As a lover of puzzles and labyrinths, you’ve likely been thinking about how to build your own. A great escape room business will take the exciting concept of an escape room and make it feel fresh and inventive.
Escape rooms are a great addition to your income, a fun way to meet energetic and adventurous people, and an exciting way to spend your weekends. While there are many different ways to navigate an escape room, the business end of it is less opaque.
Below are 7 tips on how to get your escape room business off the ground and keep people coming back for more.
1. Do Your Research
You can never do too much research when starting any new business venture. There are a lot of ideas that you can draw from in the History of Escape Rooms. You should also see what the most recent trends are.
Zombie-themed rooms were the rage for awhile. Are zombie-themed escape rooms on the rise in your area or is there another emerging trend?
You need to stay ahead of your competition.
Are there other escape rooms within 10-15 miles of yours? Figure out what you can offer that’s different than your competitors. Book a session with your competitors so that you can see where they succeed and where you can improve.
See if other escape room businesses have closed in the last few years. You’ll want to learn from their mistakes. Also, talk to your chamber of commerce to see if any other escape rooms are about to open. Competition is healthy but you don’t want to flood the market.
2. Can You Commit?
Running any kind of business is a huge time commitment. Do you have the free time to devote to running an escape room business?
Write out a budget for both time and money. See what you can afford to outsource and what you will need to handle on your own. Don’t let other aspects of your life suffer for a new business.
Online presence might be the way most of your clients encounter your business for the first time, so make smart design decisions with your site.
3. First Impressions Are Everything
Who is the face of your business? The first person who greets your customers at the door will set the tone for your customers’ experience. You want your greeter to relax your visitors who will likely be nervous about their first time at an escape room.
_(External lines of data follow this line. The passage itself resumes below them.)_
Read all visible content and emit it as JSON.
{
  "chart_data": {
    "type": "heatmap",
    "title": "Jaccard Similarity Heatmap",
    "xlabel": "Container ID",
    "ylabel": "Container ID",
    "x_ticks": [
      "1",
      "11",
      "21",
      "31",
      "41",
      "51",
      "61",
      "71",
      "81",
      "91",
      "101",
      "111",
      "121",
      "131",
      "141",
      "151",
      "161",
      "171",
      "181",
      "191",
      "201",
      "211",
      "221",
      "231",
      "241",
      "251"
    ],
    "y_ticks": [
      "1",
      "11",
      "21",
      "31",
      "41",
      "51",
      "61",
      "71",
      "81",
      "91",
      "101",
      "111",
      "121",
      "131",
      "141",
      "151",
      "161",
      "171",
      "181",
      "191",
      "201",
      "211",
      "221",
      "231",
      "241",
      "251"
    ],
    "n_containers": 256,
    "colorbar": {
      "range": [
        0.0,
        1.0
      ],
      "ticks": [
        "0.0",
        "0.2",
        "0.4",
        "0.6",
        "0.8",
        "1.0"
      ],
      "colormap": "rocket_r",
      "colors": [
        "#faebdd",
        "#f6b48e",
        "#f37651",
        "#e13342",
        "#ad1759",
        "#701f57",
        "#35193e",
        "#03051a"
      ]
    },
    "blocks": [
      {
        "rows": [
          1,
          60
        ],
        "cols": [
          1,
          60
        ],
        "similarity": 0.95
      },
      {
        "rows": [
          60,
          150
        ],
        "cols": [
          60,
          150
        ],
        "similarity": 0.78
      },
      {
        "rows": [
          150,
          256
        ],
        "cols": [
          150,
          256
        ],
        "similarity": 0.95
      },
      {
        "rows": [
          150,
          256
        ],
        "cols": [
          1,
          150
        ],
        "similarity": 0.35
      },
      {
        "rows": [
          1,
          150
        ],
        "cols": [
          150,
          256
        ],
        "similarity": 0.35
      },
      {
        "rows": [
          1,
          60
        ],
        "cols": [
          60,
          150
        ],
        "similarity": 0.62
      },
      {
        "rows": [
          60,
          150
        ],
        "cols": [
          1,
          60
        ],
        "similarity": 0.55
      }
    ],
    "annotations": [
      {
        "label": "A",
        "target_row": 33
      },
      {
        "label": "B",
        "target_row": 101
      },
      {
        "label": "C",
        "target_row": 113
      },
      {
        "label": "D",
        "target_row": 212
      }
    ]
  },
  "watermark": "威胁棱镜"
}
If you put a face in your promotional materials, you want that familiar face to be on site when your visitors arrive. The greeter needs to be ready to answer questions and give all of the information your visitors need.
Hiring someone else to handle this frees you up to mingle and manage the overall experience.
4. Timing Is Key
Use the time of year to attract your customers. Holidays, local cultural events or seasonal changes can keep your business fresh and give one-time visitors a reason to book again. A zombie or horror-themed escape room around Halloween is a great way to capitalize on the fall season.
If detective stories are on the rise, have a narrative to capitalize on that.
Create different narratives for different events so that potential clients have a variety to choose from. A large company with a good experience with one style of event may want to send another department for an outing more catered to their interests. A changing schedule posted months in advance will work to your advantage.
5. Market It Creatively
Even the best idea won’t sell itself. Be sure that your escape room business is being marketed to the right clientele. If you’re near a tech hub or a business park, tell businesses about how escape rooms promote teamwork. Offer discounts to the businesses nearby.
Talk to another local business or a brewery. By exclusively carrying their products, you can offer cross-promotional deals that are mutually beneficial.
If you’re near a college town or university, offer student discounts. Reach out to student associations and offer discounted packages to them. You’ll be surprised to see a bump in sales after a dozen students put up selfies and social media posts about your escape room business.
See if you can build a flexible business that can host anything from a birthday party, a family reunion, office outing, or any gathering at all.
6. Gifts That Keep On Giving
Your visitors will want a keepsake to remember the experience.
A cleverly printed photo or souvenir will allow visitors to share the story while continuing to promote your business. Taking a group “before” photo will allow your team to print and frame pictures while visitors are in the escape room.
Gather an email list from visitors so that you can stay in touch and offer them discounts throughout the year.
Give out keychains with your name and website on them. Lighters, bottle openers, and keychain flashlights ensure visitors will carry your name around for months or years after their visit.
7. Wrap-Up Event
What do you have waiting for your guests at the end of the puzzle? Other than a souvenir, it might be nice to have an event. Including a food and beverage package at the end, with a “bonus” included for winners, shows teams that you appreciate them.
Leave time at the end of every escape room session for players to hang around, mingle and ask questions. Making yourself available to answer questions can be valuable for building a repeat customer base.
For players, this may be a team-building exercise for their job or their first time getting to know one another outside of work. Helping to foster their relationships can encourage them to spread the word about your escape room business.
Have Fun With Your Escape Room Business
Don’t forget to make it fun!
You should be doing what you love with your escape room business. Connecting with clients should be as exciting for you as it is for them.
If you follow the tips above, you could build long-term connections with clients and offices, becoming part of their annual schedule of outings.